What Causes Pain Under the Knee When Squatting?

Pain located under or at the front of the kneecap during a squat is a common concern, referred to technically as anterior knee pain. This discomfort often arises when the knee joint is heavily loaded in a flexed position, such as when descending into a squat. The pain signals that the tissues surrounding the patella, or kneecap, are being subjected to stress that exceeds their current capacity. The underlying cause can typically be traced to one of two primary structural conditions affecting the knee.

Common Sources of Anterior Knee Pain

The vast majority of pain felt under the knee when squatting is attributed to either Patellofemoral Pain Syndrome (PFPS) or Patellar Tendinopathy. PFPS involves discomfort originating from the joint where the kneecap meets the thigh bone, often described as a dull ache located behind or around the patella. This condition is frequently linked to patellar maltracking, where the kneecap does not glide smoothly within its groove on the femur during knee flexion. As the knee bends deeply in a squat, the contact forces between the patella and the femur increase significantly, aggravating the irritated joint surfaces.

The other major structural cause is Patellar Tendinopathy, sometimes known as Jumper’s Knee, which causes a more localized, sharp pain just below the kneecap. This condition affects the patellar tendon, the thick cord connecting the kneecap to the shin bone. Pain results from repetitive micro-trauma and overuse that leads to structural changes within the tendon tissue, making it less tolerant of heavy loads. Squatting requires the quadriceps muscle group to generate immense force through the patellar tendon, and the resulting tension is a direct source of pain. Both conditions are fundamentally load-related issues, where the tissues cannot withstand the forces generated by the movement, especially at high degrees of knee bend.

Biomechanical Issues Triggering Discomfort

While the pain originates from the joint or tendon structure, the root cause is frequently traced to specific movement patterns that place uneven stress on the knee during the squat. One common error is knee valgus, the inward collapse of the knees toward the midline of the body during the squat. This inward movement drastically increases strain on the patellofemoral joint by pulling the kneecap out of its proper tracking alignment.

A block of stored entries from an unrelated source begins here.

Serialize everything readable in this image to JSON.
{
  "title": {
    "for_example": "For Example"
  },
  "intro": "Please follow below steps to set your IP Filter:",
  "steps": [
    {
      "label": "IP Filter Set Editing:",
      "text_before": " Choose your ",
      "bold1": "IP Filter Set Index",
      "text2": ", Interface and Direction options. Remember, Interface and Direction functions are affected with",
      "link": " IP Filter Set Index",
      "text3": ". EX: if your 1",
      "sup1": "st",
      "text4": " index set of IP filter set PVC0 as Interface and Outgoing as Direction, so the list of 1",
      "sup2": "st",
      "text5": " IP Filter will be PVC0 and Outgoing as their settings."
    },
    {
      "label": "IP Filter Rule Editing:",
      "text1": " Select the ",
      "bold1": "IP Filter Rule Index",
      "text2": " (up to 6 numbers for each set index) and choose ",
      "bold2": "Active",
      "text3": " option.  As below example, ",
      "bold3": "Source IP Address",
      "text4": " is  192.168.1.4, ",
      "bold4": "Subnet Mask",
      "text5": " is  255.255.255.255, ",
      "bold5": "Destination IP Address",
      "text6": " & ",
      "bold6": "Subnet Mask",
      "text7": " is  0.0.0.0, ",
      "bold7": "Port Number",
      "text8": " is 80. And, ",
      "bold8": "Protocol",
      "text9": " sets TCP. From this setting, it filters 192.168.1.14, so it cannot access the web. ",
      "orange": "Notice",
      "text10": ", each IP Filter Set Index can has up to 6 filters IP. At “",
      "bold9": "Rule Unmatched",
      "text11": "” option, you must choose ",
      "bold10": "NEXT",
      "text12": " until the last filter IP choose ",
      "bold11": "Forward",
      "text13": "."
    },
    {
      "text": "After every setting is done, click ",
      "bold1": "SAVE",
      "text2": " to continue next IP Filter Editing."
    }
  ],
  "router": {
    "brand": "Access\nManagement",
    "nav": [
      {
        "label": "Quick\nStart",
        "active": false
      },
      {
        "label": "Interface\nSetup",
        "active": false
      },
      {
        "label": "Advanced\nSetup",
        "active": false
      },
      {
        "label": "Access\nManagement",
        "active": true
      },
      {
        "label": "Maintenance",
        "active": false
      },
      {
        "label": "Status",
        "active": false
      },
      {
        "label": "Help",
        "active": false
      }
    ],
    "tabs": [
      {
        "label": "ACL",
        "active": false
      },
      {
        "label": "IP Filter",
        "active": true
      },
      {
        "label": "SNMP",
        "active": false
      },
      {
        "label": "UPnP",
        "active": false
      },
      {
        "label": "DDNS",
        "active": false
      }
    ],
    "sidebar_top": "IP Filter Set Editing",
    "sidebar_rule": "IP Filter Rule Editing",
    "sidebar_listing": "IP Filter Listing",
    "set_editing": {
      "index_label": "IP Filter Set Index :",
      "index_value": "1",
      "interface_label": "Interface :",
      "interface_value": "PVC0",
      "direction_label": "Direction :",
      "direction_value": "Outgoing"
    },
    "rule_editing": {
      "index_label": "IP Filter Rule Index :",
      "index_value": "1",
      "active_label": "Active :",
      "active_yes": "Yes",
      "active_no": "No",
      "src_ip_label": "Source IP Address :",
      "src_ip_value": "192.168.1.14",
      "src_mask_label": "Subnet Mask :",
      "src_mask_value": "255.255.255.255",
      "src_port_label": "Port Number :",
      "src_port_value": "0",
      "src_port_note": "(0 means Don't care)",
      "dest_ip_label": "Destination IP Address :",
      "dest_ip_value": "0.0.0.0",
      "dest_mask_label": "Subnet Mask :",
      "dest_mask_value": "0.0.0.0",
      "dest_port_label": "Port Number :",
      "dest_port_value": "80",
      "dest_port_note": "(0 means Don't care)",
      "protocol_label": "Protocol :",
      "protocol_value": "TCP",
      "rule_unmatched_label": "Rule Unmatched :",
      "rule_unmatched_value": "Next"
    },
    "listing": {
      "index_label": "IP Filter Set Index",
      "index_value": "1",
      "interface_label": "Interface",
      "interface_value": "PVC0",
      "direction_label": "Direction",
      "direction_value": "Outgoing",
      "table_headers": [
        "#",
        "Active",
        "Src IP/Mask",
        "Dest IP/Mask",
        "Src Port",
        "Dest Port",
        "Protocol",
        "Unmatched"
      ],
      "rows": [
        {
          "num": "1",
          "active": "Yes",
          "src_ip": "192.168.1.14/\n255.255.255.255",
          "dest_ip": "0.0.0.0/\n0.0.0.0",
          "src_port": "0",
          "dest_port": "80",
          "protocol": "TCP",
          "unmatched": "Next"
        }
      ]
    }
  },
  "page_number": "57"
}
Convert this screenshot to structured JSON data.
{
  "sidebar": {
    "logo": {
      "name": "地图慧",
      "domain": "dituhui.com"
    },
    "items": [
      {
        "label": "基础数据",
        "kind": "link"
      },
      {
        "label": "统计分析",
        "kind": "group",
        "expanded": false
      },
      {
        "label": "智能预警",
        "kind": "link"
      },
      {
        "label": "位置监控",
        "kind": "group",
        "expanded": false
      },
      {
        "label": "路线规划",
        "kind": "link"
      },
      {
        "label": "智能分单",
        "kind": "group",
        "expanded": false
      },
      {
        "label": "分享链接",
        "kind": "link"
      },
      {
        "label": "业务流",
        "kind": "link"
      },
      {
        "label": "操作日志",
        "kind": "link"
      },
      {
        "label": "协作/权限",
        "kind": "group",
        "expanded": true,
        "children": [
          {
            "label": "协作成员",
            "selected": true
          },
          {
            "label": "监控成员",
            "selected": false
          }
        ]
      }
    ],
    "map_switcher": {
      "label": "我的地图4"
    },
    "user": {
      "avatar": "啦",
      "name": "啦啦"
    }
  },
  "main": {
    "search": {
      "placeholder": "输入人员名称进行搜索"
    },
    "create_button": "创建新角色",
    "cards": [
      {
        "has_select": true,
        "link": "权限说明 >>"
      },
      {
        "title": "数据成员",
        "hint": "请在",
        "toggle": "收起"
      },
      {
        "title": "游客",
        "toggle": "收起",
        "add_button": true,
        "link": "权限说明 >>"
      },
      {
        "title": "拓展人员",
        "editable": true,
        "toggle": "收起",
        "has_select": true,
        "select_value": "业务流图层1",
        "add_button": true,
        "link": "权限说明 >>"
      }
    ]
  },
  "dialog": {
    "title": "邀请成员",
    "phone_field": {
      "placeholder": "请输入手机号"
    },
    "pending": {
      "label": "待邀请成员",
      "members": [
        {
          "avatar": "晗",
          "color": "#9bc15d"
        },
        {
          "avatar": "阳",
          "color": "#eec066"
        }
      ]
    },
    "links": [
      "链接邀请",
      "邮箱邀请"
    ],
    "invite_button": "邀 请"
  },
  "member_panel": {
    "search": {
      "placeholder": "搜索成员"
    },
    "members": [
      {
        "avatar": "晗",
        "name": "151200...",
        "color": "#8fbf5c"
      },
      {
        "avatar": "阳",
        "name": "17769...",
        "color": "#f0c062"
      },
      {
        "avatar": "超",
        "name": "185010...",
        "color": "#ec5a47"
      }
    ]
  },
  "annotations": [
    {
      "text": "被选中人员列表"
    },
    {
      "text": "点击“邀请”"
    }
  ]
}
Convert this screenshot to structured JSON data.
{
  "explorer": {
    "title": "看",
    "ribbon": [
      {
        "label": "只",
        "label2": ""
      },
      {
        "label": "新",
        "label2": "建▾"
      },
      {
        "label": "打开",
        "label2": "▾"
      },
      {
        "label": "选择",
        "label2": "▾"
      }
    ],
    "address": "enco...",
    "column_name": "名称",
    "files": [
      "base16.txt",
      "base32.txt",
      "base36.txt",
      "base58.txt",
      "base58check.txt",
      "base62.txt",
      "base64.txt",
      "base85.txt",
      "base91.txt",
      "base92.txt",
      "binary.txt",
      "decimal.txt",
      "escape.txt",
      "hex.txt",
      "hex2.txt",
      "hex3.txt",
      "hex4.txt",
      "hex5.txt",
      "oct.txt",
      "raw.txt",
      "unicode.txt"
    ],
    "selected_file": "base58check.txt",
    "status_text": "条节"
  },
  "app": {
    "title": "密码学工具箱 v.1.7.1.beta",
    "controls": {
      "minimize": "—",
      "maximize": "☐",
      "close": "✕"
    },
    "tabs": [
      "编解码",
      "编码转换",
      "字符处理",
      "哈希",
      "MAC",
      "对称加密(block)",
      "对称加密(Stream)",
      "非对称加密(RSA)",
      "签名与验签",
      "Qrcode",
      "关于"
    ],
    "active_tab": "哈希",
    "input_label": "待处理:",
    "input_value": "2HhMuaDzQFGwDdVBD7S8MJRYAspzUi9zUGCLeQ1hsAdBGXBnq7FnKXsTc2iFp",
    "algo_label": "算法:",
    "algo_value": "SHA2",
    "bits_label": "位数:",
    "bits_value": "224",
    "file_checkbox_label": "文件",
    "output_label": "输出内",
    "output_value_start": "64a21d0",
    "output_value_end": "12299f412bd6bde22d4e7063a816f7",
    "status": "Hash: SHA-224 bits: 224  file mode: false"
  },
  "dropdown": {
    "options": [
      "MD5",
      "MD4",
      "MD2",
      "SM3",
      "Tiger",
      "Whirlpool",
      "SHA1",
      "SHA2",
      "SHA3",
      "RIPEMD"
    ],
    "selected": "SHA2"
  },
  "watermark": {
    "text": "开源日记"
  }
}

Knee valgus often results from weakness in the hip abductor and external rotator muscles, particularly the gluteus medius, which stabilize the femur.

Another factor that increases strain is the excessive forward translation of the knee, where the knees travel too far past the toes, especially in a deeper squat. This shifts a disproportionate amount of the load onto the knee joint, dramatically increasing the compressive forces on the patellofemoral joint. This movement can also be a compensation for limited ankle dorsiflexion mobility, forcing the knee to move farther forward to achieve depth. When the powerful quadriceps muscles overcompensate for inadequate activation from the glutes and hamstrings, the resulting imbalance further contributes to abnormal patellar tracking and elevated stress. Correcting these mechanical errors is a primary strategy for reducing stress on the patella and the patellar tendon.

Immediate Steps for Relief and Modification

When knee pain flares up during or immediately following a squatting session, immediate management should focus on reducing inflammation and temporarily decreasing the load on the affected structures. The initial self-care approach involves the R.I.C.E. principles: Rest from aggravating activities, applying Ice to the painful area, and gentle Elevation if swelling is present. Over-the-counter anti-inflammatory gels or medications can also help manage acute pain and swelling in the short term.

Temporary modifications to your exercise routine are necessary to allow the irritated tissues time to settle. This involves reducing the depth of the squat to a pain-free range, since the forces on the knee increase significantly past 60 to 90 degrees of knee flexion. You should also temporarily decrease the weight being lifted or switch to alternative, pain-free exercises that maintain fitness, such as cycling or using a leg press machine with a limited range of motion. Gentle, focused stretching for tight muscles, such as the quadriceps and hip flexors, may also help restore length and reduce the pull on the patella and its tendon.

Knowing When to Consult a Specialist

While many cases of anterior knee pain resolve with rest and temporary modifications, certain signs indicate the need for a professional medical evaluation. If the pain persists for longer than one to two weeks despite consistent self-care, it is time to seek expert advice. Other concerning symptoms, or “red flags,” include a noticeable swelling or heat around the knee joint that does not subside.

Immediate consultation is warranted if you experience mechanical symptoms such as the knee locking, catching, or giving way unexpectedly, as these may signal a meniscus tear or a more severe patellar instability issue. A healthcare professional, such as a Physical Therapist or an Orthopedist, can perform a comprehensive assessment to accurately diagnose the source of the pain. They can then create a targeted rehabilitation plan that addresses the specific structural and biomechanical factors contributing to the discomfort, often including a detailed movement retraining program.